Anthrax victim Kathy T. Nguyen had her funeral at St. John Chrysostom Roman Catholic Church on November 5, 2001. “Nguyen, a native of Vietnam, died of inhalation anthrax in New York on October 31.” Also, the funeral of NYPD Officer Daniel Enchautegui of the 40th Precinct in the South Bronx was held in this church, presided over by Cardinal Edward M. Egan. During the service, Mayor Michael Bloomberg posthumously promoted the officer to the rank of detective first-grade. The current pastor of St. John Chrysostom Church is Rev. Richard Marrano.

== Description ==
The double-height-over-sunken-basement brick twin-towered church with stone trim was built at 985 East 167th Street and Hoe Avenue in 1900. The church front elevation is symmetrically divided into three parts and consists of a nave with six-bay clerestory flanked to both sides by six-bay lean-to aisles, which terminate in the bookended square-in-plan single-bay four-stage towers, projecting a bay in depth to flank the gabled three-bay façade of the nave. The central gabled façade has three equal round-headed entrance openings addressed by a flight of stone steps spanning between the towers.

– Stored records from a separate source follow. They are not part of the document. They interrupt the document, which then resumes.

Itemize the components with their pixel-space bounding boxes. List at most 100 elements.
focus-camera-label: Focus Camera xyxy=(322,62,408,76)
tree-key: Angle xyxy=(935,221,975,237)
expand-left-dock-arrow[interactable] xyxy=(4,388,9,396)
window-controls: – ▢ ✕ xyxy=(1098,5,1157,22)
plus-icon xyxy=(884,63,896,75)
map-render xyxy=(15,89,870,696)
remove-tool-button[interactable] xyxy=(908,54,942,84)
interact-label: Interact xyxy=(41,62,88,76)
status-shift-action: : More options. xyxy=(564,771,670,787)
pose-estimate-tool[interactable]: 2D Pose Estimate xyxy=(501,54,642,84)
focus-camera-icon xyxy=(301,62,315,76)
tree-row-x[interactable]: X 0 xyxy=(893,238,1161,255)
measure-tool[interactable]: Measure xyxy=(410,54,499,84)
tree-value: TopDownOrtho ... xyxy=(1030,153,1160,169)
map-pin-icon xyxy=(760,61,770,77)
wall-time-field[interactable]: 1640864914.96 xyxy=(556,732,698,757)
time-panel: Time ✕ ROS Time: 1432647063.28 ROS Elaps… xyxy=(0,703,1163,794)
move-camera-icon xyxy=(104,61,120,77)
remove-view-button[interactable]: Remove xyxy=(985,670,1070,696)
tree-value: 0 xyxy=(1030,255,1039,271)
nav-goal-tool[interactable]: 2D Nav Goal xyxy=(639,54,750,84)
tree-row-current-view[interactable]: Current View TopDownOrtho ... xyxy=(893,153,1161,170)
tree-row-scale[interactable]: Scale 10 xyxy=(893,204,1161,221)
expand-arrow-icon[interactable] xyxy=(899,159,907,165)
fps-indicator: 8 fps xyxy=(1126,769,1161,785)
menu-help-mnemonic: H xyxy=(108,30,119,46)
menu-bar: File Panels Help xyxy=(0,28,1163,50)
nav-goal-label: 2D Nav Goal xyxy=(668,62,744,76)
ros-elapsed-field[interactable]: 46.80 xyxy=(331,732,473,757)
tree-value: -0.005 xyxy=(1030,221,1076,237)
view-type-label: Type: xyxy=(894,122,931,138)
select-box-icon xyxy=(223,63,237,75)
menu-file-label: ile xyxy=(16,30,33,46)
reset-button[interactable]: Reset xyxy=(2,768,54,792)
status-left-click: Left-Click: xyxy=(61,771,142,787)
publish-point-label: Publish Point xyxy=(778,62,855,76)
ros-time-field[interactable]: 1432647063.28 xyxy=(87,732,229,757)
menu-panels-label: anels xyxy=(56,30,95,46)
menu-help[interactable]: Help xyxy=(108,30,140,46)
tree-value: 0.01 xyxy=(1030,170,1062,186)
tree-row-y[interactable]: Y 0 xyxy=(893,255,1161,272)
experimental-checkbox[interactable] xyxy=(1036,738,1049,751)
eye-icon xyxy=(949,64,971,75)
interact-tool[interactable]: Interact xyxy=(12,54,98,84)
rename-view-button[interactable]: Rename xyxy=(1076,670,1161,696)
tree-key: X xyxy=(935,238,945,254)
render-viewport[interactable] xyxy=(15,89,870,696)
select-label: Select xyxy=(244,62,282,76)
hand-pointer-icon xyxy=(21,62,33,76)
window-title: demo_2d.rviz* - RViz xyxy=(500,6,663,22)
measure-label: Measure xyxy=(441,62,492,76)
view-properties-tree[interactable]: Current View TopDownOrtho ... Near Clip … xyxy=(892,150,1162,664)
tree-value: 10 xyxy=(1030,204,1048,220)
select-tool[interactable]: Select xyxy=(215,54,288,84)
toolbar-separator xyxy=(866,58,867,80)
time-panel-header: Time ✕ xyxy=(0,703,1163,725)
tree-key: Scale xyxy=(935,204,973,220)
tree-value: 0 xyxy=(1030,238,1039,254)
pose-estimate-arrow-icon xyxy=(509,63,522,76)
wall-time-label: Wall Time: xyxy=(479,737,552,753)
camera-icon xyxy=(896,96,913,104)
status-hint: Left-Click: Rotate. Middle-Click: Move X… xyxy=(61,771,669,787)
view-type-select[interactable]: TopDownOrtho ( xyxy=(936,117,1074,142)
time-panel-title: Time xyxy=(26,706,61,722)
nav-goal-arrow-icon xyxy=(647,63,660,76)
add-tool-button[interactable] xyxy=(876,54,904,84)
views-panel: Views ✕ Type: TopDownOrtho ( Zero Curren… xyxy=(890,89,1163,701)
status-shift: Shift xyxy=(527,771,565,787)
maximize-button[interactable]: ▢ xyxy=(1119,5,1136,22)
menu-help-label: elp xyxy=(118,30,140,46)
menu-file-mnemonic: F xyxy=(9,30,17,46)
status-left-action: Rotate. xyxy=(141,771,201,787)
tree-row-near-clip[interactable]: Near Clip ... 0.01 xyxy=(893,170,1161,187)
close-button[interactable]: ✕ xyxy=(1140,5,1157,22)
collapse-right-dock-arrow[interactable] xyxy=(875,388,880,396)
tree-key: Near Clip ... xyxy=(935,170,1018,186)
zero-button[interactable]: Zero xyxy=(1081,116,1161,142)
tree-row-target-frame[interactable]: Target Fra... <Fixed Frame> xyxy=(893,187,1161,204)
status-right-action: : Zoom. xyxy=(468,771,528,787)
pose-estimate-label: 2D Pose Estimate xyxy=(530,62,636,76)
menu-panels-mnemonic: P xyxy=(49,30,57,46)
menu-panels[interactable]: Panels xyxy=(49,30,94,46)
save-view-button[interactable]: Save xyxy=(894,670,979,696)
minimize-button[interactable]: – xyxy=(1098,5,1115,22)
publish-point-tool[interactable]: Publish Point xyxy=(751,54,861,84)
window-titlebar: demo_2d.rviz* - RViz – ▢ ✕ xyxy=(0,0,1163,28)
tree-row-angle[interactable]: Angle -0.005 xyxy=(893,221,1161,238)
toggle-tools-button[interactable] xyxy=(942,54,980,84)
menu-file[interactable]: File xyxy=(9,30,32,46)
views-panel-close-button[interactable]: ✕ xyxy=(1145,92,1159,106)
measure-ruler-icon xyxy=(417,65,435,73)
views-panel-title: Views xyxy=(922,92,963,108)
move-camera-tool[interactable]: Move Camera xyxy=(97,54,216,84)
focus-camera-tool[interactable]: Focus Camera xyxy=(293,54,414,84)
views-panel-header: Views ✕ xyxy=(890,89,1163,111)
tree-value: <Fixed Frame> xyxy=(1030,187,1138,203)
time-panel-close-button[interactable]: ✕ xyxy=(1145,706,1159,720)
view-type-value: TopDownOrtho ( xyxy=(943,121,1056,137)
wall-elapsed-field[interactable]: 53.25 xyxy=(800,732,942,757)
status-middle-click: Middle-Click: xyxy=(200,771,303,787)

Pitched nave roof with pyramidal copper roofs with cross finials to towers. Walling has reddish-yellow-brick over rusticated stone splayed plinth/basement walling and a corbelled-stone-over-round-headed-arcade-band of brick. Openings all are round-headed with moulded stone architraves and reveals, some with stop-block-labeled hoodmoulds, except basement openings are openings, which are pointed-arched.

Gabled center of main façade has blind stone arcade to mid-height; entrance openings flanked with moulded responds and continuous imposts continued through entrance opening as transoms, with double-leaf timber paneled doors. Stained-glass tympanum overlights to entrances; gable apex features stained-glass rose window; copper cross finial above. Each exposed tower elevation has single window with hood to first stage; bipartite window with hood to second stage; blind oculus to third stage; and tripartite with hood and painted timber louvers to (belfry) fourth stage, which is above cornice level and has slightly setback corners.

The seven-bay four-story orange brick schoolhouse with stone trim was built 1914. Main façade is detailed with central three-bay breakfront that to ground floor is accentuated in four-centre-arched stone entrances. Ground-floor is double-height and defined from rest of structure with separating stone stringcourse and second floor sillcourse. A modillioned cornice conceals its roof. Windows are square-headed bipartite timber sashes with stone sills and lintels.

== St. John Chrysostom's School ==
The parish also operates a Catholic grammar school at 1144 Hoe Ave, diagonally across Hoe avenue and 167th Street, and adjacent to the church's rectory. The Dominican Sisters of Sparkill have staffed the parish school since its opening in 1914. In the 1940s, enrollment was over a thousand. Presently, the school has around 600 students with approximately two sections per grade.